I do not wish to merely bring a number of texts as if it were making the truth stronger. I hope that I am addressing those who would be quite satisfied with one scripture if there were one scripture only. The man who requires twenty scriptures evidently does not believe one. The man who thinks that scripture is more certain because he multiplies the proofs has evidently no proper sense of its divine certitude. I take. my stand, then upon this, that the books of the Old Testament—Psalms and Prophets—are alluding, from time to time (I might say frequently), to the figure of the bride as that which Jerusalem is to fill in a day that is coming; and that the New Testament takes its stand on the lips of our Lord Himself sealing this great truth, the more important because Jerusalem was going to refuse Him, alas! How blessed His testimony! The Lord, however, although he does not speak of Jerusalem here as the bride, speaks of himself as the bridegroom. He did not fail in His love although she failed in hers.
That is the great truth which I draw from it; but, that truth is founded, I repeat, upon the Song of Solomon. The Song of Solomon, therefore, is evidently stamped with the fullest divine authority, and not merely because it is in the very heart, if I may say so, of the Bible—not merely because it was always undisputed—not merely because it was in the very earliest translation that was ever made of the scriptures. It is not like the Apocryphal Books or anything that could be questioned. That book was translated into the leading language of the Gentiles long before the coming of Christ; so that there can be no doubt whatever as to its full divine authority. And, further, it was familiarly understood at that time—so that our Lord could appeal to the prominent figure of that book which, I may say, envelopes the whole of it; for the whole book is devoted to the love between the bridegroom and the bride. I know, of course, that Solomon was the author of it; and it has been thought by many that Solomon was the subject of it. Whatever may be the historical circumstances which gave occasion to the book, that is a matter which has no particular claim to occupy our mind. What we find is, not the occasion which gave rise to it, but the truth of God in it—what the Holy Ghost meant for the edification of saints at all times, and, very especially, when this book will apply. For it bears another great stamp of divine truth about it, and it is this of which, I am persuaded, that the true bearing of the book is future—that it is not yet accomplished.

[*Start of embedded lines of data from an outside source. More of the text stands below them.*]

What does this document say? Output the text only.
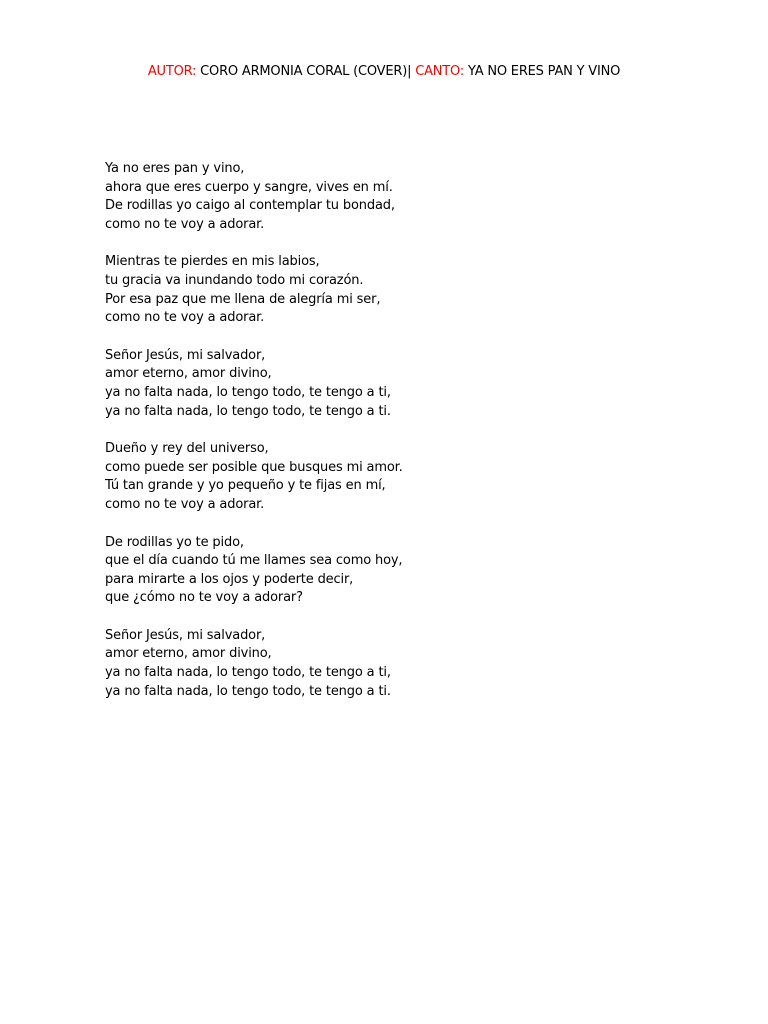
AUTOR: CORO ARMONIA CORAL (COVER)| CANTO: YA NO ERES PAN Y VINO
Ya no eres pan y vino,
ahora que eres cuerpo y sangre, vives en mí.
De rodillas yo caigo al contemplar tu bondad,
como no te voy a adorar.
Mientras te pierdes en mis labios,
tu gracia va inundando todo mi corazón.
Por esa paz que me llena de alegría mi ser,
como no te voy a adorar.
Señor Jesús, mi salvador,
amor eterno, amor divino,
ya no falta nada, lo tengo todo, te tengo a ti,
ya no falta nada, lo tengo todo, te tengo a ti.
Dueño y rey del universo,
como puede ser posible que busques mi amor.
Tú tan grande y yo pequeño y te fijas en mí,
como no te voy a adorar.
De rodillas yo te pido,
que el día cuando tú me llames sea como hoy,
para mirarte a los ojos y poderte decir,
que ¿cómo no te voy a adorar?
Señor Jesús, mi salvador,
amor eterno, amor divino,
ya no falta nada, lo tengo todo, te tengo a ti,
ya no falta nada, lo tengo todo, te tengo a ti.
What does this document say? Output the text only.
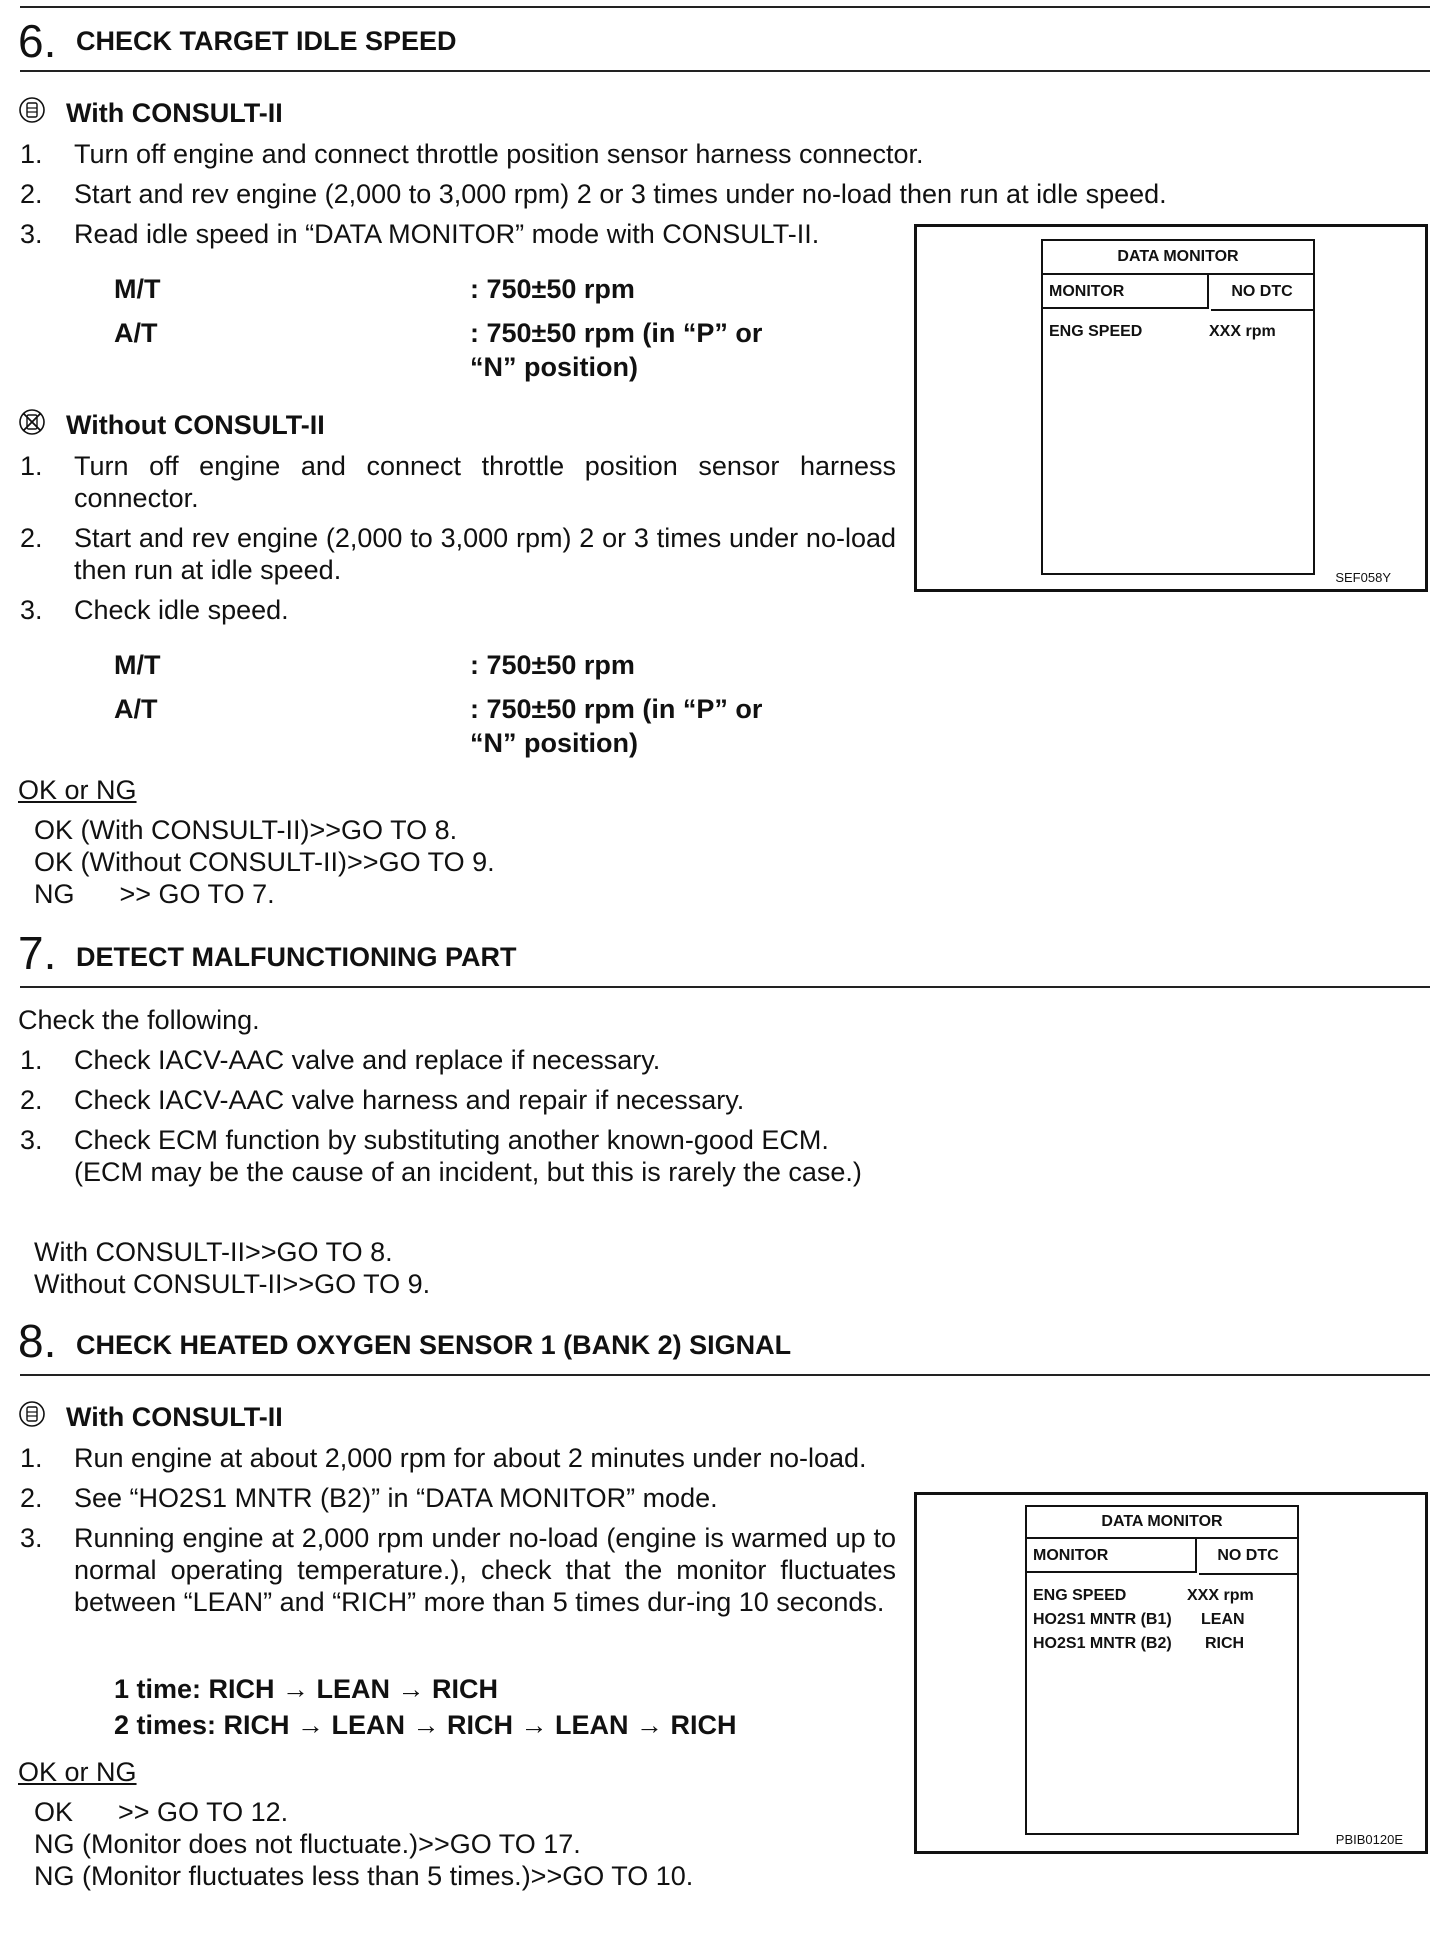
6. CHECK TARGET IDLE SPEED
With CONSULT-II
1.	Turn off engine and connect throttle position sensor harness connector.
2.	Start and rev engine (2,000 to 3,000 rpm) 2 or 3 times under no-load then run at idle speed.
3.	Read idle speed in “DATA MONITOR” mode with CONSULT-II.
M/T	: 750±50 rpm
A/T	: 750±50 rpm (in “P” or
“N” position)
Without CONSULT-II
1.	Turn off engine and connect throttle position sensor harness connector.
2.	Start and rev engine (2,000 to 3,000 rpm) 2 or 3 times under no-load then run at idle speed.
3.	Check idle speed.
M/T	: 750±50 rpm
A/T	: 750±50 rpm (in “P” or
“N” position)
OK or NG
OK (With CONSULT-II)>>GO TO 8.
OK (Without CONSULT-II)>>GO TO 9.
NG      >> GO TO 7.
DATA MONITOR
MONITOR	NO DTC
ENG SPEED	XXX rpm
SEF058Y
7. DETECT MALFUNCTIONING PART
Check the following.
1.	Check IACV-AAC valve and replace if necessary.
2.	Check IACV-AAC valve harness and repair if necessary.
3.	Check ECM function by substituting another known-good ECM.
(ECM may be the cause of an incident, but this is rarely the case.)
With CONSULT-II>>GO TO 8.
Without CONSULT-II>>GO TO 9.
8. CHECK HEATED OXYGEN SENSOR 1 (BANK 2) SIGNAL
With CONSULT-II
1.	Run engine at about 2,000 rpm for about 2 minutes under no-load.
2.	See “HO2S1 MNTR (B2)” in “DATA MONITOR” mode.
3.	Running engine at 2,000 rpm under no-load (engine is warmed up to normal operating temperature.), check that the monitor fluctuates between “LEAN” and “RICH” more than 5 times dur-ing 10 seconds.
1 time: RICH → LEAN → RICH
2 times: RICH → LEAN → RICH → LEAN → RICH
OK or NG
OK      >> GO TO 12.
NG (Monitor does not fluctuate.)>>GO TO 17.
NG (Monitor fluctuates less than 5 times.)>>GO TO 10.
DATA MONITOR
MONITOR	NO DTC
ENG SPEED	XXX rpm
HO2S1 MNTR (B1) LEAN
HO2S1 MNTR (B2) RICH
PBIB0120E
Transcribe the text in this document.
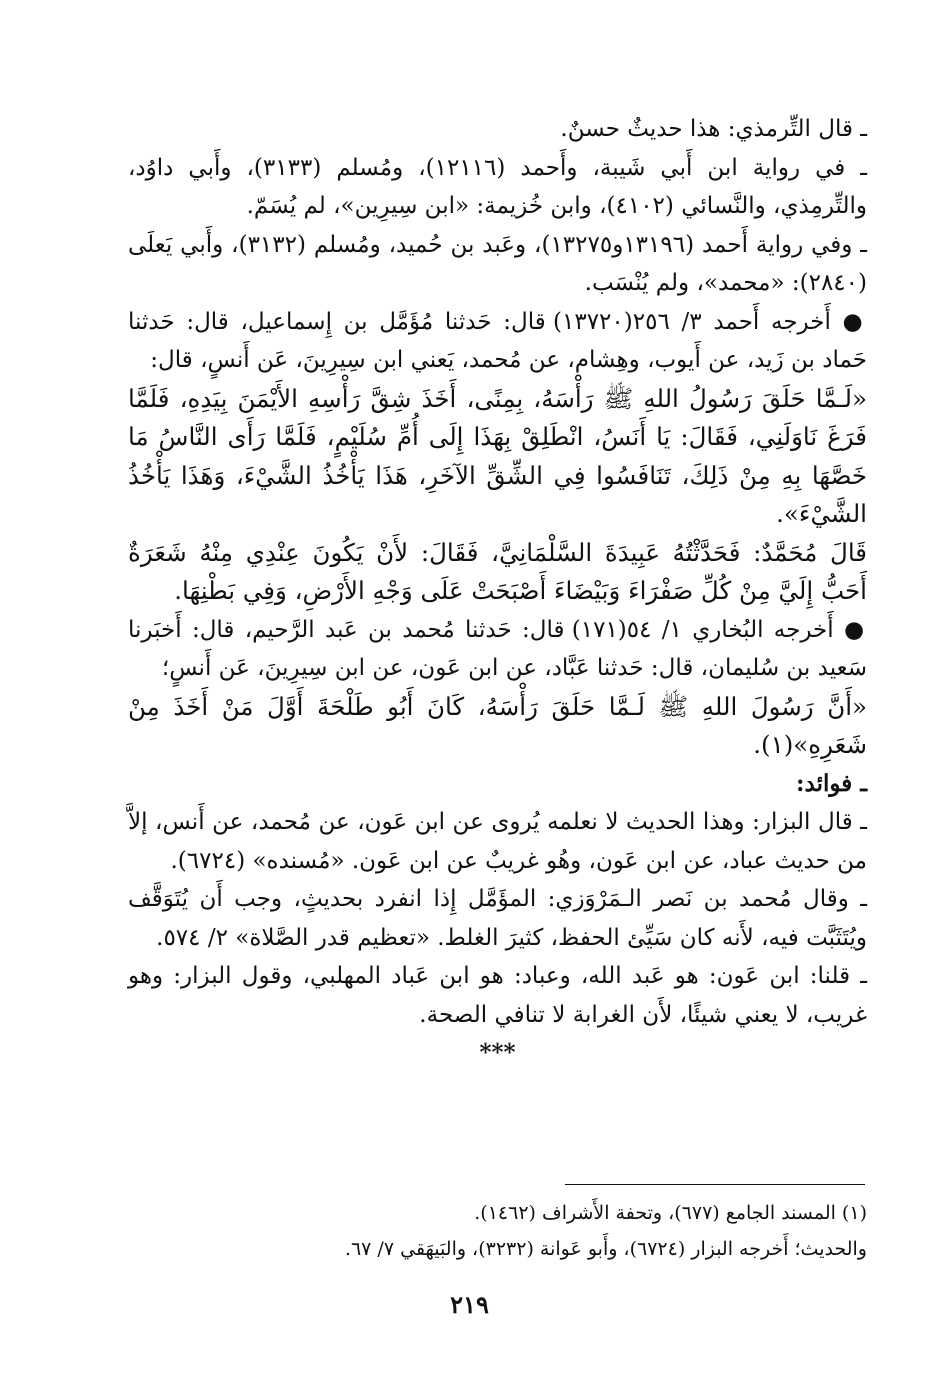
ـ قال التِّرمذي: هذا حديثٌ حسنٌ.

ـ في رواية ابن أَبي شَيبة، وأَحمد (١٢١١٦)، ومُسلم (٣١٣٣)، وأَبي داوُد، والتِّرمِذي، والنَّسائي (٤١٠٢)، وابن خُزيمة: «ابن سِيرِين»، لم يُسَمّ.

ـ وفي رواية أَحمد (١٣١٩٦و١٣٢٧٥)، وعَبد بن حُميد، ومُسلم (٣١٣٢)، وأَبي يَعلَى (٢٨٤٠): «محمد»، ولم يُنْسَب.

● أَخرجه أَحمد ٣/ ٢٥٦(١٣٧٢٠) قال: حَدثنا مُؤَمَّل بن إِسماعيل، قال: حَدثنا حَماد بن زَيد، عن أَيوب، وهِشام، عن مُحمد، يَعني ابن سِيرِينَ، عَن أَنسٍ، قال:

«لَـمَّا حَلَقَ رَسُولُ اللهِ ﷺ رَأْسَهُ، بِمِنًى، أَخَذَ شِقَّ رَأْسِهِ الأَيْمَنَ بِيَدِهِ، فَلَمَّا فَرَغَ نَاوَلَنِي، فَقَالَ: يَا أَنَسُ، انْطَلِقْ بِهَذَا إِلَى أُمِّ سُلَيْمٍ، فَلَمَّا رَأَى النَّاسُ مَا خَصَّهَا بِهِ مِنْ ذَلِكَ، تَنَافَسُوا فِي الشِّقِّ الآخَرِ، هَذَا يَأْخُذُ الشَّيْءَ، وَهَذَا يَأْخُذُ الشَّيْءَ».

قَالَ مُحَمَّدٌ: فَحَدَّثْتُهُ عَبِيدَةَ السَّلْمَانِيَّ، فَقَالَ: لأَنْ يَكُونَ عِنْدِي مِنْهُ شَعَرَةٌ أَحَبُّ إِلَيَّ مِنْ كُلِّ صَفْرَاءَ وَبَيْضَاءَ أَصْبَحَتْ عَلَى وَجْهِ الأَرْضِ، وَفِي بَطْنِهَا.

● أَخرجه البُخاري ١/ ٥٤(١٧١) قال: حَدثنا مُحمد بن عَبد الرَّحيم، قال: أَخبَرنا سَعيد بن سُليمان، قال: حَدثنا عَبَّاد، عن ابن عَون، عن ابن سِيرِينَ، عَن أَنسٍ؛

«أَنَّ رَسُولَ اللهِ ﷺ لَـمَّا حَلَقَ رَأْسَهُ، كَانَ أَبُو طَلْحَةَ أَوَّلَ مَنْ أَخَذَ مِنْ شَعَرِهِ»(١).

ـ فوائد:

ـ قال البزار: وهذا الحديث لا نعلمه يُروى عن ابن عَون، عن مُحمد، عن أَنس، إلاَّ من حديث عباد، عن ابن عَون، وهُو غريبٌ عن ابن عَون. «مُسنده» (٦٧٢٤).

ـ وقال مُحمد بن نَصر الـمَرْوَزي: المؤَمَّل إِذا انفرد بحديثٍ، وجب أَن يُتَوَقَّف ويُتَثَبَّت فيه، لأَنه كان سَيِّئ الحفظ، كثيرَ الغلط. «تعظيم قدر الصَّلاة» ٢/ ٥٧٤.

ـ قلنا: ابن عَون: هو عَبد الله، وعباد: هو ابن عَباد المهلبي، وقول البزار: وهو غريب، لا يعني شيئًا، لأَن الغرابة لا تنافي الصحة.

***

(١) المسند الجامع (٦٧٧)، وتحفة الأَشراف (١٤٦٢).

والحديث؛ أَخرجه البزار (٦٧٢٤)، وأَبو عَوانة (٣٢٣٢)، والبَيهَقي ٧/ ٦٧.

٢١٩
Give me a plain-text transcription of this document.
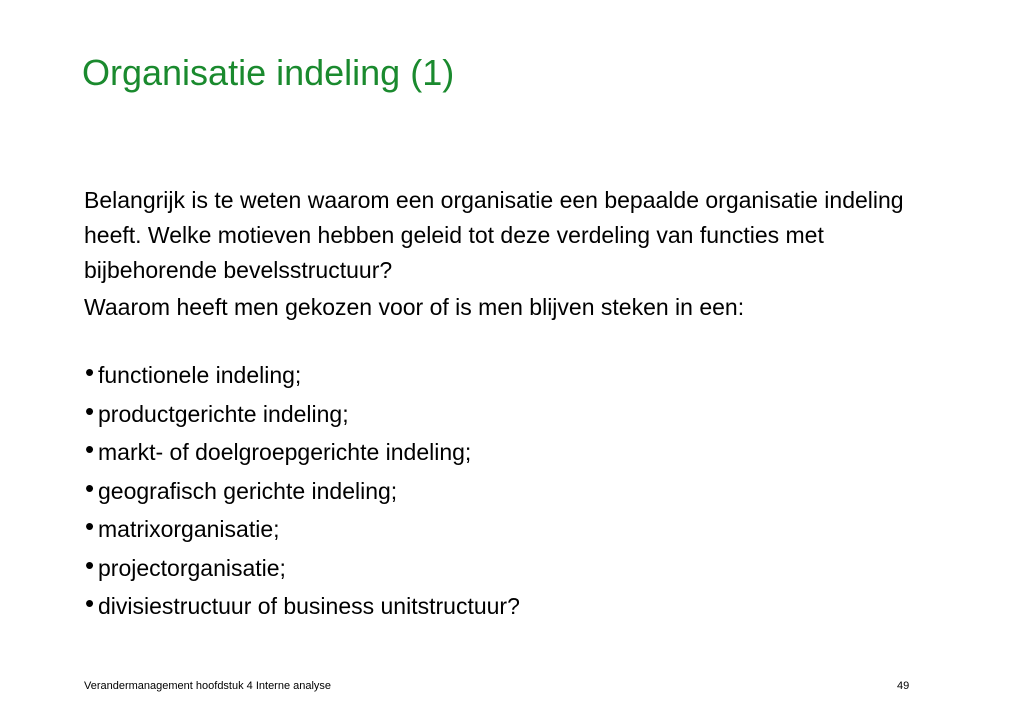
Organisatie indeling (1)

Belangrijk is te weten waarom een organisatie een bepaalde organisatie indeling heeft. Welke motieven hebben geleid tot deze verdeling van functies met bijbehorende bevelsstructuur?

Waarom heeft men gekozen voor of is men blijven steken in een:

• functionele indeling;
• productgerichte indeling;
• markt- of doelgroepgerichte indeling;
• geografisch gerichte indeling;
• matrixorganisatie;
• projectorganisatie;
• divisiestructuur of business unitstructuur?
Verandermanagement hoofdstuk 4 Interne analyse	49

The Jews have regarded it as an historical allegory—and there they missed the mind of God—of the dealings of God with the Jewish people—that it was the love of Jehovah for Israel from the day when He brought her out of Egypt. They naturally applied the coming of the bride and the bridegroom out of the wilderness to God bringing His people out of the house of bondage, and taking them for His own people before the face of all the world. [W.K.]